Florida’s legislature did not forget about condominiums. The Condominium Act provides that any unit owner may display one portable, removable United States flag in a respectful way and on Armed Forces Day, Memorial Day, Flag Day, Independence Day, and Veterans Day, may also display in a respectful way portable, removable official flags, not larger than 4 feet by 6 feet, that represent the United States Army, Navy, Air Force, Marine Corps, or Coast Guard.

Those living in Florida cooperatives do not get a special flag statute.

All these laws addressing display of the American flag do not guaranty harmony. Some owners use the laws as a way to harass other owners and bother then by placing flags anywhere they want and in any size, shape or height. Some simply think the law allows them to display an American flag as an act of patriotism in any manner they deem appropriate.
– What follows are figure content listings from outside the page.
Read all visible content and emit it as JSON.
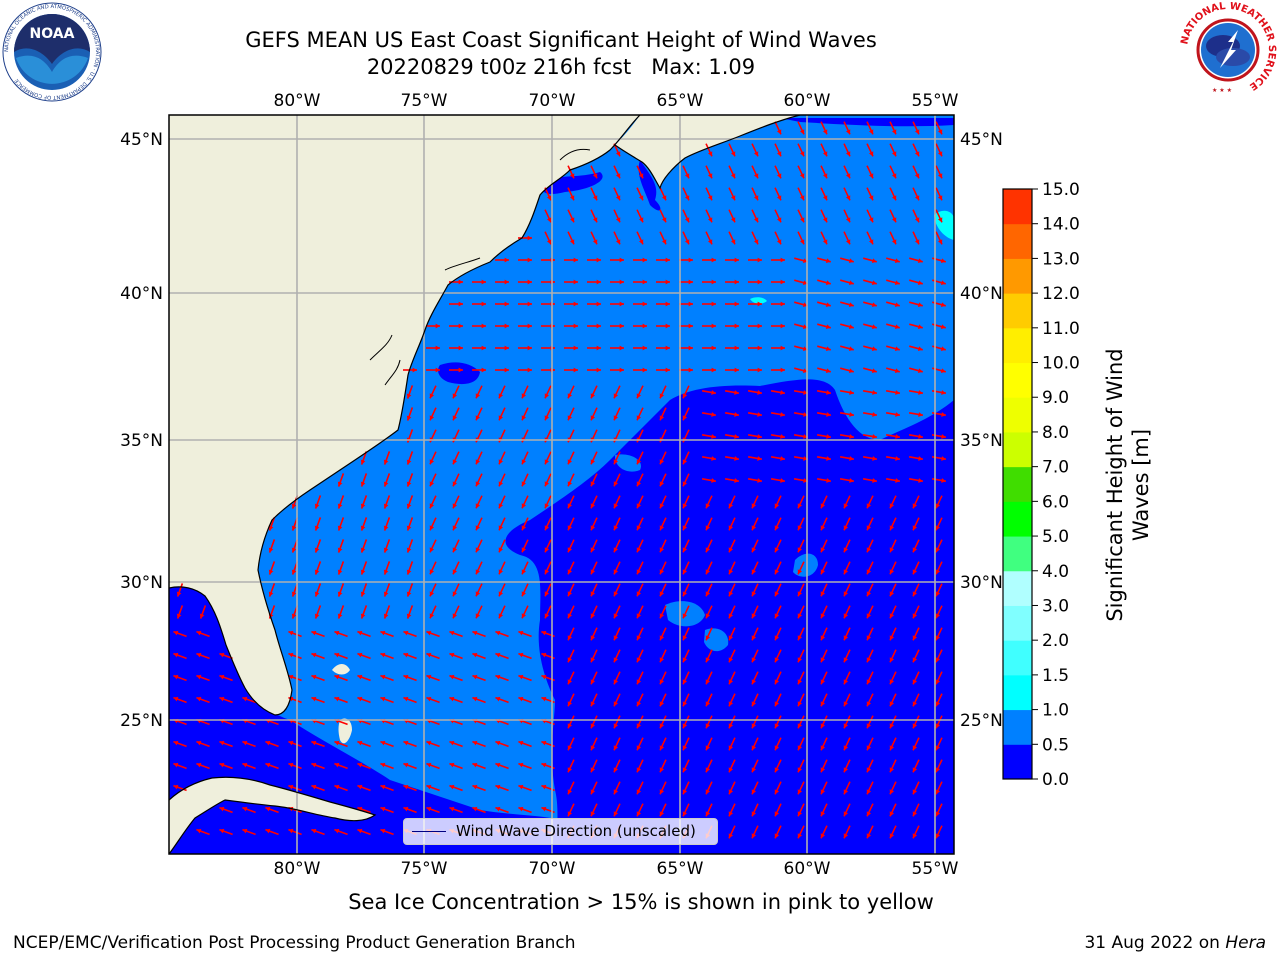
{
  "header": {
    "title_line1": "GEFS MEAN US East Coast Significant Height of Wind Waves",
    "title_line2": "20220829 t00z 216h fcst   Max: 1.09"
  },
  "logos": {
    "left": "noaa-logo",
    "right": "national-weather-service-logo",
    "left_text": "NOAA",
    "right_text": "NATIONAL WEATHER SERVICE",
    "left_ring_text": "NATIONAL OCEANIC AND ATMOSPHERIC ADMINISTRATION · U.S. DEPARTMENT OF COMMERCE"
  },
  "map": {
    "lon_labels": [
      "80°W",
      "75°W",
      "70°W",
      "65°W",
      "60°W",
      "55°W"
    ],
    "lat_labels": [
      "45°N",
      "40°N",
      "35°N",
      "30°N",
      "25°N"
    ],
    "legend_label": "Wind Wave Direction (unscaled)",
    "colors": {
      "land": "#efefdc",
      "wave_0_0_5": "#0000ff",
      "wave_0_5_1_0": "#0080ff",
      "wave_1_0_1_5": "#00ffff",
      "arrows": "#ff0000",
      "gridlines": "#b0b0b0"
    }
  },
  "colorbar": {
    "title": "Significant Height of Wind Waves [m]",
    "tick_labels": [
      "0.0",
      "0.5",
      "1.0",
      "1.5",
      "2.0",
      "3.0",
      "4.0",
      "5.0",
      "6.0",
      "7.0",
      "8.0",
      "9.0",
      "10.0",
      "11.0",
      "12.0",
      "13.0",
      "14.0",
      "15.0"
    ],
    "colors": [
      "#0000ff",
      "#0080ff",
      "#00ffff",
      "#40ffff",
      "#80ffff",
      "#b0ffff",
      "#40ff80",
      "#00ff00",
      "#40dd00",
      "#ccff00",
      "#eeff00",
      "#ffff00",
      "#ffee00",
      "#ffcc00",
      "#ff9900",
      "#ff6600",
      "#ff3300",
      "#ff0000"
    ]
  },
  "notes": {
    "ice_note": "Sea Ice Concentration > 15% is shown in pink to yellow",
    "footer_left": "NCEP/EMC/Verification Post Processing Product Generation Branch",
    "footer_date": "31 Aug 2022 on",
    "footer_machine": "Hera"
  }
}
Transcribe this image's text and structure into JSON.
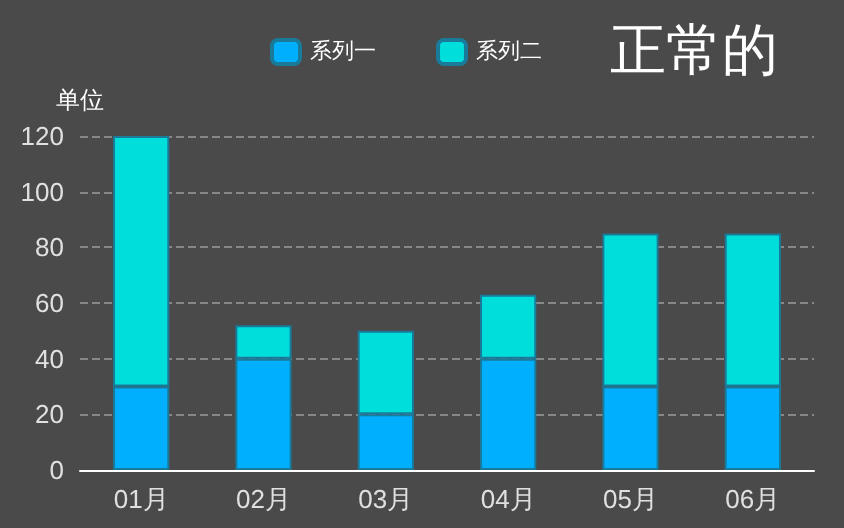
{
  "chart_data": {
    "type": "bar",
    "title": "正常的",
    "ylabel": "单位",
    "categories": [
      "01月",
      "02月",
      "03月",
      "04月",
      "05月",
      "06月"
    ],
    "stacked": true,
    "series": [
      {
        "name": "系列一",
        "color": "#00b0ff",
        "values": [
          30,
          40,
          20,
          40,
          30,
          30
        ]
      },
      {
        "name": "系列二",
        "color": "#00dedc",
        "values": [
          90,
          12,
          30,
          23,
          55,
          55
        ]
      }
    ],
    "ylim": [
      0,
      120
    ],
    "yticks": [
      0,
      20,
      40,
      60,
      80,
      100,
      120
    ],
    "grid": "y",
    "legend": "top"
  }
}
In any event, associations and owners can still end up in dispute.

A typical dispute is the case of Oak Park Villas Condominium v. Crisafulli. The Crisafullis owned a condominium unit in Oak Park Villas Condominium. They placed benches, pavers and a small American flag suspended on a wire stand slightly higher than the height of the benches in the common elements near their unit. The case proceeded to arbitration and the arbitrator ruled that the Florida Condominium Act allows display of a portable, removable United States flag but does not provide that a unit owner may display the flag on the common elements apart from the exterior wall of their unit or the limited common elements adjacent to their unit. The arbitrator emphasized “otherwise, a unit owner could display a United States flag anywhere in the condominium property.” The arbitrator ordered removal of the flag or approval of the requisite number of other unit owners required to alter the common elements as provided in the declaration of condominium.

In 2014, Larry Murphree sued the Tides Condominium Sweetwater by Del Webb Master Homeowners Association, Inc. in federal court. Murphree claimed he was displaying a small United States flag in garden pots outside the door to his condominium and that his condominium association was harassing him because of the display. He asked the court to agree he had the right to display the flag under The Freedom to Display the American Flag Act of 2005. The court determined that Congress did not intend to provide a private remedy under the Act or any enforcement mechanism. It specifically ruled that the Act did not provide Mr. Murphree with right to sue his condominium association. His case makes it clear that the flag laws do not create unbridled right for property owners to display flags. It confirms that a property owner wishing to display an American flag must do so in compliance with rules and reasonableness.

All too often, disputes arise when a property owner refuses to follow the rules set by the statutes thereunder or permissible regulation within association documents. As the court pointed out in Murphree, the federal law does not provide a property owner with right to sue his or her association. But, if a homeowner follows the rules, these laws provide the right fly Old Glory.